ThomsonKatherine Carlyle is a strange and disturbing novel, the eponymous heroine is the result of an in-vitro fertilisation, the fertilised egg has been stored for some years before she is actually “born”, and somehow this suspension of life comes to figure largely in her choices. In Rupert Thomson‘s novel we never learn why there was such a delay but the eight years seem to matter to Katherine. Sadly, she also has to cope with the death of her mother, from cancer – presumably the reason for the in-vitro procedure? Though born in England, she moves with her family to Italy, we meet her first alone in an apartment. Her father, a journalist, is away on an assignment and overhearing a casual conversation at a table nearby, Katherine decides to re-invent herself. She takes off to Germany, in pursuit of a new person and her path follows a perverse and unstable trajectory. She knows how many days it will be before her father returns to Italy, will she disappear from those few days and then return, of will she disappear further still, waiting for him to start looking for her – is this a test? If so, who is being tested? Having left her first encounter, chosen deliberately as a result of the overheard information, she abandons another contact and falls in with a louche and unappealing con man; through his contacts, dubious to say the least, she ends up in Russia – but when that does not suit her, she takes off further and further north…and vanishes.

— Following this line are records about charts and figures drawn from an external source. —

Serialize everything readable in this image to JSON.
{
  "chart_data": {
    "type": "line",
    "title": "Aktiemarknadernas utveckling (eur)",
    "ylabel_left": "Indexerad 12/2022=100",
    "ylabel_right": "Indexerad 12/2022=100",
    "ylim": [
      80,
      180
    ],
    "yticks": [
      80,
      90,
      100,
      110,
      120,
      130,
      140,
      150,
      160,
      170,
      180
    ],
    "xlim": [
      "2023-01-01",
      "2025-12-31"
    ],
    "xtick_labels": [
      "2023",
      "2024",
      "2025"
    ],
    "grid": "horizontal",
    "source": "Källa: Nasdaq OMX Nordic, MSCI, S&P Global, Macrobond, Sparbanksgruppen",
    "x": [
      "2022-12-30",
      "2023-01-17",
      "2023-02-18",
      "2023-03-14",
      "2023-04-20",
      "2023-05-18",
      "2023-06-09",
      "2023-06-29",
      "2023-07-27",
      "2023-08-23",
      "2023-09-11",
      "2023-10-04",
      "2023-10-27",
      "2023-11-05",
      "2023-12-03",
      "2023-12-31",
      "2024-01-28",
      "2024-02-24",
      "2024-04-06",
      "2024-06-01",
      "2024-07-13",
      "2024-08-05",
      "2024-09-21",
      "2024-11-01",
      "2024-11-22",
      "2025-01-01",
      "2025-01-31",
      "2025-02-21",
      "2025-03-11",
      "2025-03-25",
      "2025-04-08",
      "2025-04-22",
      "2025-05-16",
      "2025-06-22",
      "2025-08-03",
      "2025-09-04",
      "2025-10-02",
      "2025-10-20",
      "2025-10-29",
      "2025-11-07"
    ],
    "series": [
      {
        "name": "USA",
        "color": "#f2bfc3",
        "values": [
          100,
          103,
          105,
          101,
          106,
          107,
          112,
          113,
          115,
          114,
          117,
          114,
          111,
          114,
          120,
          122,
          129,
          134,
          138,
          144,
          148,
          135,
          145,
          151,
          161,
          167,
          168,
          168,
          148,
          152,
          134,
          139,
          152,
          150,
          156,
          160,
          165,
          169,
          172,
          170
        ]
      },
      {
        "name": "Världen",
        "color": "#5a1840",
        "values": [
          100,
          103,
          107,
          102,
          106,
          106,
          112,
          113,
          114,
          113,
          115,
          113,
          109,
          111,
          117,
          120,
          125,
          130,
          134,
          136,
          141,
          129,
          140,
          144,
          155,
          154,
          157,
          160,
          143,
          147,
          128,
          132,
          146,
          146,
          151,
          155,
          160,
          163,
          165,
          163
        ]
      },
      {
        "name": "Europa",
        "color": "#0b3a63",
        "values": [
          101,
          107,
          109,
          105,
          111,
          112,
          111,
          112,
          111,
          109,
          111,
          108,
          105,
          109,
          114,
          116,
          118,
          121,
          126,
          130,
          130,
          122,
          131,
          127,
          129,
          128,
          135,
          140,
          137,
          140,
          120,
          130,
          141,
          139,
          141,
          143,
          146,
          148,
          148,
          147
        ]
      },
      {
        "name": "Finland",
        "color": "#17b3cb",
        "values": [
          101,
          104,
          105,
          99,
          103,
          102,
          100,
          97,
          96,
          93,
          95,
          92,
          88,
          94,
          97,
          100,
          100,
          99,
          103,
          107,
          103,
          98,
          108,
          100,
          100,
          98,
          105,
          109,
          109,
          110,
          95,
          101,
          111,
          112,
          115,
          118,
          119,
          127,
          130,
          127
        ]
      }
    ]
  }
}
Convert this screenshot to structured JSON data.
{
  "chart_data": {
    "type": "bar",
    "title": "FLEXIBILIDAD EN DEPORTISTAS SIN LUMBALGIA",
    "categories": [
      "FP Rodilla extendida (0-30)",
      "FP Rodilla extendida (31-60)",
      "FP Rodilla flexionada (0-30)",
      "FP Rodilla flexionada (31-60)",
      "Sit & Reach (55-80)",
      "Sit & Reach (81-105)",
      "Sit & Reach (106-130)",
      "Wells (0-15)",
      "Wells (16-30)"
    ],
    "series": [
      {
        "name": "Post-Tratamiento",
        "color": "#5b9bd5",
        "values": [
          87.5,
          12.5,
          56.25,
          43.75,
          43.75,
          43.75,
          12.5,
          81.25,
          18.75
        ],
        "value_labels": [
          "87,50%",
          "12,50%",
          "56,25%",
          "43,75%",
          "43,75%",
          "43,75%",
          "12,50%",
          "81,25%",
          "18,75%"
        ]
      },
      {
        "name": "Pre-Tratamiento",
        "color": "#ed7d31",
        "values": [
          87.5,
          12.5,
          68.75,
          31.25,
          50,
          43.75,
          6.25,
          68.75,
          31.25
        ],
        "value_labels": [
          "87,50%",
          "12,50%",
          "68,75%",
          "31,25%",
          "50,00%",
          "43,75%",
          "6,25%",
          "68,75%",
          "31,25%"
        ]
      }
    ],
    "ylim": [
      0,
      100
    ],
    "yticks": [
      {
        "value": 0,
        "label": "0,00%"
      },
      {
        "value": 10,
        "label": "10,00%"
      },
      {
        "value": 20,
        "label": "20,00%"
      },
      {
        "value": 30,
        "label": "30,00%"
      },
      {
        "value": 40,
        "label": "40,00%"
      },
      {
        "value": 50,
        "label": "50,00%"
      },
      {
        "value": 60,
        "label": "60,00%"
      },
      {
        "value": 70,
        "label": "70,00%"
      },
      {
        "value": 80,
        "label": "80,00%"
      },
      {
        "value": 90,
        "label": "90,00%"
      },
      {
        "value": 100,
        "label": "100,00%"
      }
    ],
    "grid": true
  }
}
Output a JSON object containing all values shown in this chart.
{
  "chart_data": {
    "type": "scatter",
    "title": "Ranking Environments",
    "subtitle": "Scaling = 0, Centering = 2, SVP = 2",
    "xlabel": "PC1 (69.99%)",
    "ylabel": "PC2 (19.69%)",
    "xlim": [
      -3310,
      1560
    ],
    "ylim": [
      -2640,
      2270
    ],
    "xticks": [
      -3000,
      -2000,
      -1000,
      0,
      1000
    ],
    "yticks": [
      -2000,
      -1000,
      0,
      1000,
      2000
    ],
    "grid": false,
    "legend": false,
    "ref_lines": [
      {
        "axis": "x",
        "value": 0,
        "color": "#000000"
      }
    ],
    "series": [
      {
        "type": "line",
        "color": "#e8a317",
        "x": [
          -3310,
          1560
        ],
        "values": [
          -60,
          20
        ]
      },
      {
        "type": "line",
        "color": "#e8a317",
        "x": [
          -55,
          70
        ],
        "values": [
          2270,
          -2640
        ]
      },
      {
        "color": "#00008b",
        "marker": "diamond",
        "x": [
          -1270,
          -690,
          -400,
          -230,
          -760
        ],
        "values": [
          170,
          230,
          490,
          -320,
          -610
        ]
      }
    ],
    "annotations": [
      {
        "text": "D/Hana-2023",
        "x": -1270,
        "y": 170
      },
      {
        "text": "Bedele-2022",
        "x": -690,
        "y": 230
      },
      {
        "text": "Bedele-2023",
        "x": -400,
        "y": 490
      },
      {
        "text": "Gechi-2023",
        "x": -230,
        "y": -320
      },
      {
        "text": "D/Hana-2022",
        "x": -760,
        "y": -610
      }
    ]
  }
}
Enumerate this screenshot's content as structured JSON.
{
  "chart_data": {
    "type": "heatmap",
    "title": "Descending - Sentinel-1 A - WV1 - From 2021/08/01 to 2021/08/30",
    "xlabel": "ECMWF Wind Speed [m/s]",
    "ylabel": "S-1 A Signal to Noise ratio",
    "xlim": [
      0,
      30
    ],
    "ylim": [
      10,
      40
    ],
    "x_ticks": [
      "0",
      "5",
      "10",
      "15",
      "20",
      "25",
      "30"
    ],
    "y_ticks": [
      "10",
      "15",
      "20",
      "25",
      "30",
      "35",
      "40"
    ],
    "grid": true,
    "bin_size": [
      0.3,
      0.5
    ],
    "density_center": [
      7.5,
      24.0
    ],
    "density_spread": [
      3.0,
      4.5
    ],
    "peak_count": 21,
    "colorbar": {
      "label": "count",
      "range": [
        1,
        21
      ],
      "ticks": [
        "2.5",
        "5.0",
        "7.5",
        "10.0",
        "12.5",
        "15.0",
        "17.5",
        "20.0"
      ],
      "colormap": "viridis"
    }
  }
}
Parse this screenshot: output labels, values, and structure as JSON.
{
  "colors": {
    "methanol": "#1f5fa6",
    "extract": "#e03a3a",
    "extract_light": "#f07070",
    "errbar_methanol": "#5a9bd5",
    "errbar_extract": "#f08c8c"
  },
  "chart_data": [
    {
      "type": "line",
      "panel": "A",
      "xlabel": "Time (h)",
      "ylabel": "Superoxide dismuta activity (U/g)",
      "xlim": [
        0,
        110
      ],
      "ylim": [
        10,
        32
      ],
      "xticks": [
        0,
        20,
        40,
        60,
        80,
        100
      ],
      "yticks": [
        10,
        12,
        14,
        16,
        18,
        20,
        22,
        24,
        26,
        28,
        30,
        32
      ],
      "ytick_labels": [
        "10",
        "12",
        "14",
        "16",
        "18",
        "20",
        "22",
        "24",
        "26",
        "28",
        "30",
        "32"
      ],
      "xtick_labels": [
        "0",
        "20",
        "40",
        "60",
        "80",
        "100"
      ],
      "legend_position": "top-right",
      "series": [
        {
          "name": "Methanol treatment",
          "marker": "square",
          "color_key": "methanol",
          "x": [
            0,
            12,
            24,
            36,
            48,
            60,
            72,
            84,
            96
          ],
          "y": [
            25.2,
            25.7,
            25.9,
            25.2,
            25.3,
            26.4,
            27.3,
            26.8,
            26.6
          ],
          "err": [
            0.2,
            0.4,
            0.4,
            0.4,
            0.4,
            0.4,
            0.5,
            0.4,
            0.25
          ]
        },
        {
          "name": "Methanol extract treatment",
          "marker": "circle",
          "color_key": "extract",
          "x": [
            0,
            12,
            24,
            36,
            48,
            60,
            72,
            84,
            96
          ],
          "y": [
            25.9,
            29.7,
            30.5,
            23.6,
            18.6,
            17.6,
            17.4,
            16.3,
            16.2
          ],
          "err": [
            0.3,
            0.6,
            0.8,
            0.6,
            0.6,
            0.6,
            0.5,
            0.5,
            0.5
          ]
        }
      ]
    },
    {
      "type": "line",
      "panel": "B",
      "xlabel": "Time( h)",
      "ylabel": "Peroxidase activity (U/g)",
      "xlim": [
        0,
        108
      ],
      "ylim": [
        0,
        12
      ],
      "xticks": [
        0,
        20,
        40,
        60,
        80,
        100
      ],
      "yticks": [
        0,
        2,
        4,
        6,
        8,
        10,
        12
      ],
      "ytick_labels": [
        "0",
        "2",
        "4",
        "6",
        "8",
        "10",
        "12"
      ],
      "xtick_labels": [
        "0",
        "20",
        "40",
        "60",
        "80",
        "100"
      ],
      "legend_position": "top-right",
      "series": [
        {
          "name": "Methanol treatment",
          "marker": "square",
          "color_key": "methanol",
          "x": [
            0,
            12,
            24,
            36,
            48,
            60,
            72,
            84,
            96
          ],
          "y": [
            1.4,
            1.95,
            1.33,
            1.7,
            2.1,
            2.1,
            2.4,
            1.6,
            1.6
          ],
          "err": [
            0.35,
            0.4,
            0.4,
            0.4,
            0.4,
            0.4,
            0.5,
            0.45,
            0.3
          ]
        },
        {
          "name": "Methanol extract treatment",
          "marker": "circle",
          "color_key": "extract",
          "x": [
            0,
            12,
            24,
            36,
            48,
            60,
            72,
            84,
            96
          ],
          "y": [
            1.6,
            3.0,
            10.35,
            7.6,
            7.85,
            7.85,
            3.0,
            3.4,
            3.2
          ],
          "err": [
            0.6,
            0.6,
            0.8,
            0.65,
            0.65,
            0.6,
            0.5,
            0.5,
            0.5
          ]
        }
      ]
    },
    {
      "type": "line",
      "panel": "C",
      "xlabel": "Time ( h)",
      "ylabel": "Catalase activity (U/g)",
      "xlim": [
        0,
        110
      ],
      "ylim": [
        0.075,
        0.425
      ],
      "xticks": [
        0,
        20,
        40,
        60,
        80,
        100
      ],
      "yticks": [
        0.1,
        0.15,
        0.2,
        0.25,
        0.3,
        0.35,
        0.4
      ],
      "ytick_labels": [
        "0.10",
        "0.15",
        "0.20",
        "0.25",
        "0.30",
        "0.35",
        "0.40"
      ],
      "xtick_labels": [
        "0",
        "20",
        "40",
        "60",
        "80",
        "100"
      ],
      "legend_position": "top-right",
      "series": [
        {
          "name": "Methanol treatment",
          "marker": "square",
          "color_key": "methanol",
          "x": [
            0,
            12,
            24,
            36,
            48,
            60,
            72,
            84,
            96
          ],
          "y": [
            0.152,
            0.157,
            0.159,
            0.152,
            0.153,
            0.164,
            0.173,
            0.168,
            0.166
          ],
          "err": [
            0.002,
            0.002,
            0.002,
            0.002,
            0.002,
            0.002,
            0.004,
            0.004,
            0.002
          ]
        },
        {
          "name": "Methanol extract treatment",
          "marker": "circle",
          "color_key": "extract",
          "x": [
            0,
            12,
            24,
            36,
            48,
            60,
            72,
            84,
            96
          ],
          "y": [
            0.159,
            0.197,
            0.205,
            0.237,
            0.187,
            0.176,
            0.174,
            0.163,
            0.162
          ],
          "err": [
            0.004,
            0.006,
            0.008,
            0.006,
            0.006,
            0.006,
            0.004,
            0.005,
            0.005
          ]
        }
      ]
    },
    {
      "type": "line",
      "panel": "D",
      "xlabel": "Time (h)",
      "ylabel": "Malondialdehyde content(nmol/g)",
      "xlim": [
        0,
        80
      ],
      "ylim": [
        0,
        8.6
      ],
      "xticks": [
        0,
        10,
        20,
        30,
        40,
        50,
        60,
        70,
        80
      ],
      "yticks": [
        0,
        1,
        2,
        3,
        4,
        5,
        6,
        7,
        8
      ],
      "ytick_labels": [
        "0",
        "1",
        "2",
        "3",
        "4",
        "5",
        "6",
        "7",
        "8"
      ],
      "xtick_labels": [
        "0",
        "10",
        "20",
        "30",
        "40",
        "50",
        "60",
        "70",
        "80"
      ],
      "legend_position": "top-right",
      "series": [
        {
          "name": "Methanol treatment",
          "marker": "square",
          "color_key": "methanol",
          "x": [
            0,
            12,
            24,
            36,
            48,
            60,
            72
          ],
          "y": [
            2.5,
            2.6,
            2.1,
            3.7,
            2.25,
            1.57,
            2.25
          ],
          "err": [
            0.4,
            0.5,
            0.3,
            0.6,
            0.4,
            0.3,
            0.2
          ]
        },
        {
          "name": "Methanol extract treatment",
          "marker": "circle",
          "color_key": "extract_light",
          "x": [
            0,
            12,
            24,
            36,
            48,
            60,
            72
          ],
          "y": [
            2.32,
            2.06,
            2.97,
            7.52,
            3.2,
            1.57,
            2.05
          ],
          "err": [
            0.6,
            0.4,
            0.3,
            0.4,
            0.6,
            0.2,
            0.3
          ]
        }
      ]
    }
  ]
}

Goshen What is a good upstanding Israeli doctor, an eminent neurosurgeon thinking when he hits a man on a deserted road in the middle of the night? He panics and thereby hangs the whole of the rest of the novel. In Ayelet Gundar-Goshen‘s second novel, Waking Lions we are confronted with a dilemma – what are we capable of? Instead of thinking his way out of trouble, he drives off. But not before he has got out of his red SUV and examined the man lying there with his head split open and his brains leaking into the sand. Einat Green knows that the man will die, and that he has killed him, what he does not realise is that he is being watched by a woman lying to one side where she has just be punched terribly hard by her husband. So Green drives off, but he has dropped his wallet and the woman he didn’t see, and would never have “seen” had he walked past her in a street, has seen him and has seen his wallet, can read and comes to find him and from then on until the last few pages, his cowardice and her intelligence keep the two of them in thrall.